Overclocking
Our P4 570J review sample came with unlocked lower multipliers, allowing us to turn down the multiplier and crank up the front-side bus speed. With a little coaxing, I was able to get the P4 570J to boot on our Abit AA8 motherboard with a 1066MHz front-side bus speed and a multiplier of 14, for a CPU clock speed of 3.73GHz.

Oddly, I was forced to back the RAM timings down from 3-3-3-10 to 4-4-4-12 in order to get the system to POST and boot into Windows, even though I'd set the RAM at a 1:1 ratio with the bus. (That should yield an effective 533MHz memory speed, just like the stock config.) Even then, the 1066MHz bus speed wasn't 100% stable, but the system would usually run OK if it made it through POST and successfully booted into Windows.

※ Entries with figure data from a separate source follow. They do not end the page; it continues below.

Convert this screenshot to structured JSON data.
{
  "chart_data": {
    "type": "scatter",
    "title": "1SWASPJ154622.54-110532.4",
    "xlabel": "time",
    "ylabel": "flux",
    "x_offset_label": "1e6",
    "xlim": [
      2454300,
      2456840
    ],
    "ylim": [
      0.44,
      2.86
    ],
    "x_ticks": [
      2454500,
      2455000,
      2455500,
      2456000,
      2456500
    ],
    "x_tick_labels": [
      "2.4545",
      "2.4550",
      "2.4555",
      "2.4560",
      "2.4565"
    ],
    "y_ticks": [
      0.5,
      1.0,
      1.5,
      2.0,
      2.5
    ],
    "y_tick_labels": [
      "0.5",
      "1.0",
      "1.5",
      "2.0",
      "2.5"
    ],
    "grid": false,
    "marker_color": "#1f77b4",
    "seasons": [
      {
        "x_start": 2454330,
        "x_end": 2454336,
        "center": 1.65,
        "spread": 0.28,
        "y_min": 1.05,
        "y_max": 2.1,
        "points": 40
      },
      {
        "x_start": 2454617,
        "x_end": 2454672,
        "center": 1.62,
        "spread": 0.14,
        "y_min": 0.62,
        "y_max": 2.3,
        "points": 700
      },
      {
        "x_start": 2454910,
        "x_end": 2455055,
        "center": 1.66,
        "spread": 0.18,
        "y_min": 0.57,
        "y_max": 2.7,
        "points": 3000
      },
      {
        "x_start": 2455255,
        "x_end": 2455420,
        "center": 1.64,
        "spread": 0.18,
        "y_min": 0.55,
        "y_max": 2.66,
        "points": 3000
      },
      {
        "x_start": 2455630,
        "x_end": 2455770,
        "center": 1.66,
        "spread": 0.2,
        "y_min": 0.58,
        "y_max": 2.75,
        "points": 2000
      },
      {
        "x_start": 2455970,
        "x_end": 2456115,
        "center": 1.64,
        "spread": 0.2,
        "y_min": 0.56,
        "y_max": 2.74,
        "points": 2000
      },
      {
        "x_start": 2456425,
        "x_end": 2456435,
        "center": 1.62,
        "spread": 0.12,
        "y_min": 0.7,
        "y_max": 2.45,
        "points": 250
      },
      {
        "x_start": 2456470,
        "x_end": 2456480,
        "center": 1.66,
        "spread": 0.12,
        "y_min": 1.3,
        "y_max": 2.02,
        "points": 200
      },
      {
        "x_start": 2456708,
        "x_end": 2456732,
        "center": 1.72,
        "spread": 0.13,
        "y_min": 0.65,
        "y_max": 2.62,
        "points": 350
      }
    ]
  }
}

Once I'd established that the faster bus speed was possible, I started turning up the multiplier. I was able to get the system to POST at 4.54GHz on a 1066MHz bus, but it crashed immediately and refused to POST again. I had more luck at 4.266GHz. I got the system booted into Windows and ran a few benchmarks.

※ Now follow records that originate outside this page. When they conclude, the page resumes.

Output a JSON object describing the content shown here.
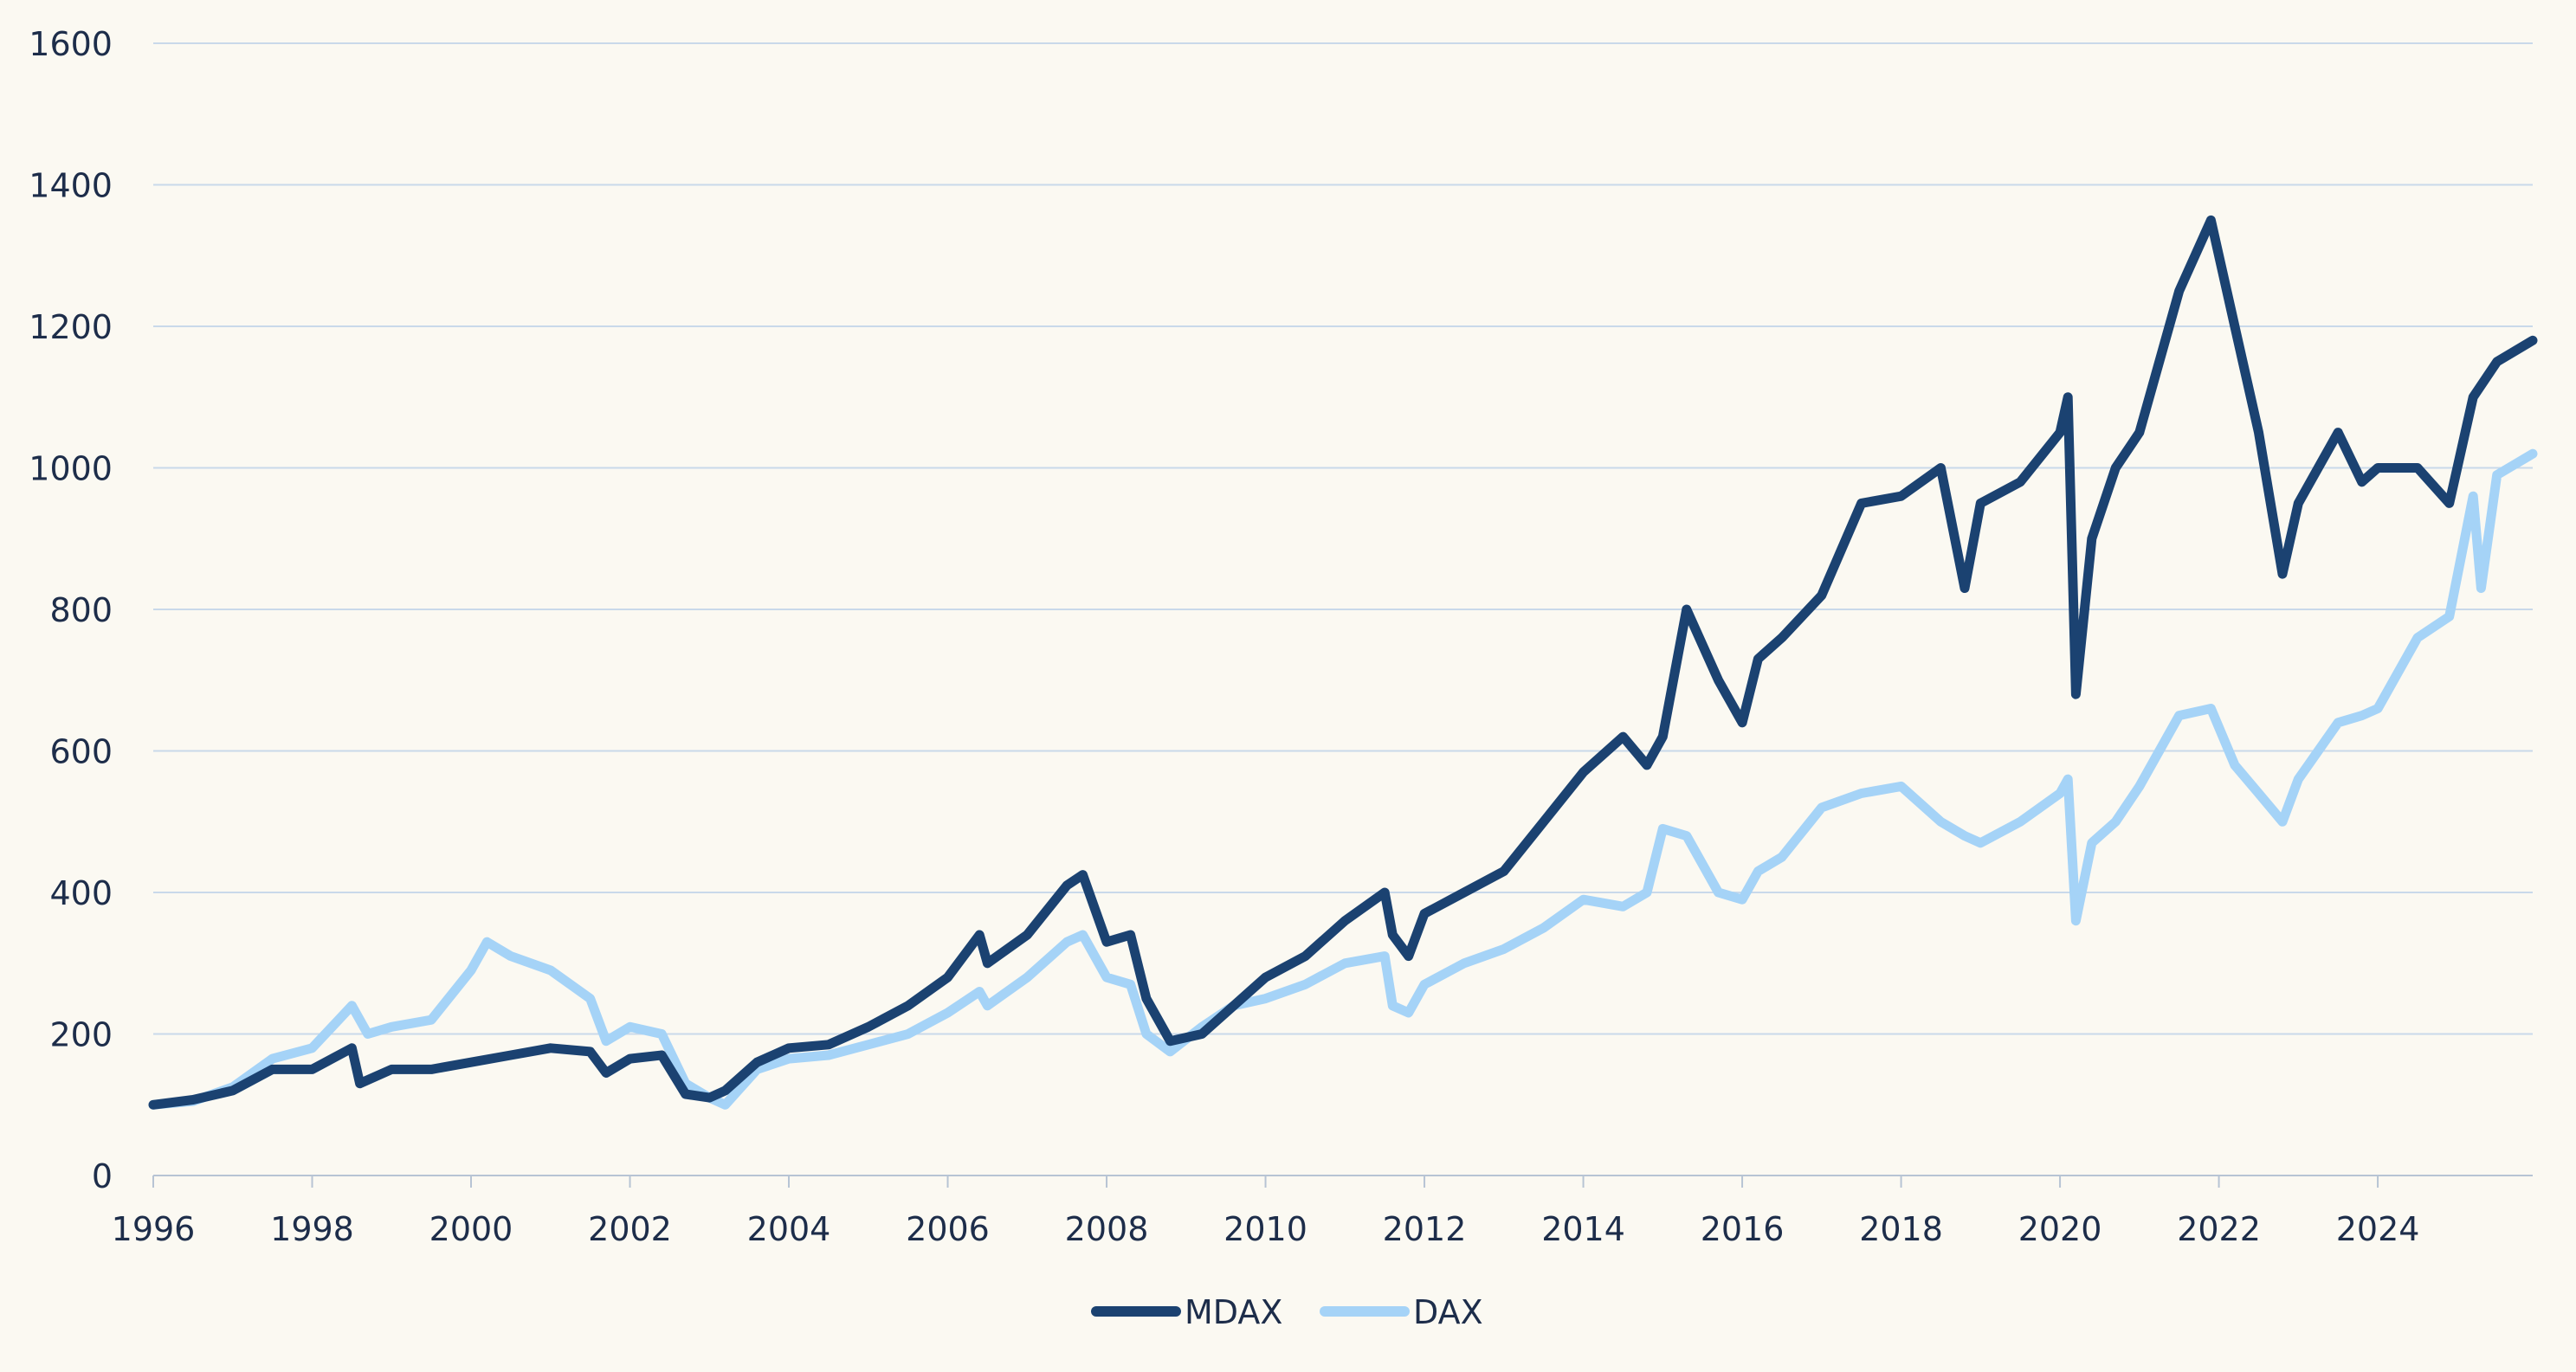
{
  "chart_data": {
    "type": "line",
    "title": "",
    "xlabel": "",
    "ylabel": "",
    "xlim": [
      1996,
      2025.95
    ],
    "ylim": [
      0,
      1600
    ],
    "x_ticks": [
      1996,
      1998,
      2000,
      2002,
      2004,
      2006,
      2008,
      2010,
      2012,
      2014,
      2016,
      2018,
      2020,
      2022,
      2024
    ],
    "x_tick_labels": [
      "1996",
      "1998",
      "2000",
      "2002",
      "2004",
      "2006",
      "2008",
      "2010",
      "2012",
      "2014",
      "2016",
      "2018",
      "2020",
      "2022",
      "2024"
    ],
    "y_ticks": [
      0,
      200,
      400,
      600,
      800,
      1000,
      1200,
      1400,
      1600
    ],
    "y_tick_labels": [
      "0",
      "200",
      "400",
      "600",
      "800",
      "1000",
      "1200",
      "1400",
      "1600"
    ],
    "grid": "horizontal",
    "legend_position": "bottom-center",
    "series": [
      {
        "name": "MDAX",
        "color": "#1b4271",
        "x": [
          1996.0,
          1996.5,
          1997.0,
          1997.5,
          1998.0,
          1998.5,
          1998.6,
          1999.0,
          1999.5,
          2000.0,
          2000.5,
          2001.0,
          2001.5,
          2001.7,
          2002.0,
          2002.4,
          2002.7,
          2003.0,
          2003.2,
          2003.6,
          2004.0,
          2004.5,
          2005.0,
          2005.5,
          2006.0,
          2006.4,
          2006.5,
          2007.0,
          2007.5,
          2007.7,
          2008.0,
          2008.3,
          2008.5,
          2008.8,
          2009.2,
          2009.6,
          2010.0,
          2010.5,
          2011.0,
          2011.5,
          2011.6,
          2011.8,
          2012.0,
          2012.5,
          2013.0,
          2013.5,
          2014.0,
          2014.5,
          2014.8,
          2015.0,
          2015.3,
          2015.7,
          2016.0,
          2016.2,
          2016.5,
          2017.0,
          2017.5,
          2018.0,
          2018.5,
          2018.8,
          2019.0,
          2019.5,
          2020.0,
          2020.1,
          2020.2,
          2020.4,
          2020.7,
          2021.0,
          2021.5,
          2021.9,
          2022.2,
          2022.5,
          2022.8,
          2023.0,
          2023.5,
          2023.8,
          2024.0,
          2024.5,
          2024.9,
          2025.2,
          2025.5,
          2025.95
        ],
        "values": [
          100,
          107,
          120,
          150,
          150,
          180,
          130,
          150,
          150,
          160,
          170,
          180,
          175,
          145,
          165,
          170,
          115,
          110,
          120,
          160,
          180,
          185,
          210,
          240,
          280,
          340,
          300,
          340,
          410,
          425,
          330,
          340,
          250,
          190,
          200,
          240,
          280,
          310,
          360,
          400,
          340,
          310,
          370,
          400,
          430,
          500,
          570,
          620,
          580,
          620,
          800,
          700,
          640,
          730,
          760,
          820,
          950,
          960,
          1000,
          830,
          950,
          980,
          1050,
          1100,
          680,
          900,
          1000,
          1050,
          1250,
          1350,
          1200,
          1050,
          850,
          950,
          1050,
          980,
          1000,
          1000,
          950,
          1100,
          1150,
          1180
        ]
      },
      {
        "name": "DAX",
        "color": "#a5d3f7",
        "x": [
          1996.0,
          1996.5,
          1997.0,
          1997.5,
          1998.0,
          1998.5,
          1998.7,
          1999.0,
          1999.5,
          2000.0,
          2000.2,
          2000.5,
          2001.0,
          2001.5,
          2001.7,
          2002.0,
          2002.4,
          2002.7,
          2003.0,
          2003.2,
          2003.6,
          2004.0,
          2004.5,
          2005.0,
          2005.5,
          2006.0,
          2006.4,
          2006.5,
          2007.0,
          2007.5,
          2007.7,
          2008.0,
          2008.3,
          2008.5,
          2008.8,
          2009.2,
          2009.6,
          2010.0,
          2010.5,
          2011.0,
          2011.5,
          2011.6,
          2011.8,
          2012.0,
          2012.5,
          2013.0,
          2013.5,
          2014.0,
          2014.5,
          2014.8,
          2015.0,
          2015.3,
          2015.7,
          2016.0,
          2016.2,
          2016.5,
          2017.0,
          2017.5,
          2018.0,
          2018.5,
          2018.8,
          2019.0,
          2019.5,
          2020.0,
          2020.1,
          2020.2,
          2020.4,
          2020.7,
          2021.0,
          2021.5,
          2021.9,
          2022.2,
          2022.5,
          2022.8,
          2023.0,
          2023.5,
          2023.8,
          2024.0,
          2024.5,
          2024.9,
          2025.2,
          2025.3,
          2025.5,
          2025.95
        ],
        "values": [
          100,
          105,
          125,
          165,
          180,
          240,
          200,
          210,
          220,
          290,
          330,
          310,
          290,
          250,
          190,
          210,
          200,
          130,
          110,
          100,
          150,
          165,
          170,
          185,
          200,
          230,
          260,
          240,
          280,
          330,
          340,
          280,
          270,
          200,
          175,
          210,
          240,
          250,
          270,
          300,
          310,
          240,
          230,
          270,
          300,
          320,
          350,
          390,
          380,
          400,
          490,
          480,
          400,
          390,
          430,
          450,
          520,
          540,
          550,
          500,
          480,
          470,
          500,
          540,
          560,
          360,
          470,
          500,
          550,
          650,
          660,
          580,
          540,
          500,
          560,
          640,
          650,
          660,
          760,
          790,
          960,
          830,
          990,
          1020
        ]
      }
    ]
  }
}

At 4.0GHz and 4.26GHz on a 1066MHz bus, the Prescott was able to make really good use of its memory bandwidth.

Doom 3 frame rates are up a bit, too, but even 4.26GHz isn't enough to catch the Athlon 64 3800+.

I would have run more benchmarks at these speeds, but the system wasn't entirely stable on a 1066MHz bus. We'll have to try again once we get a good tweaker's motherboard based on the Intel 925XE chipset.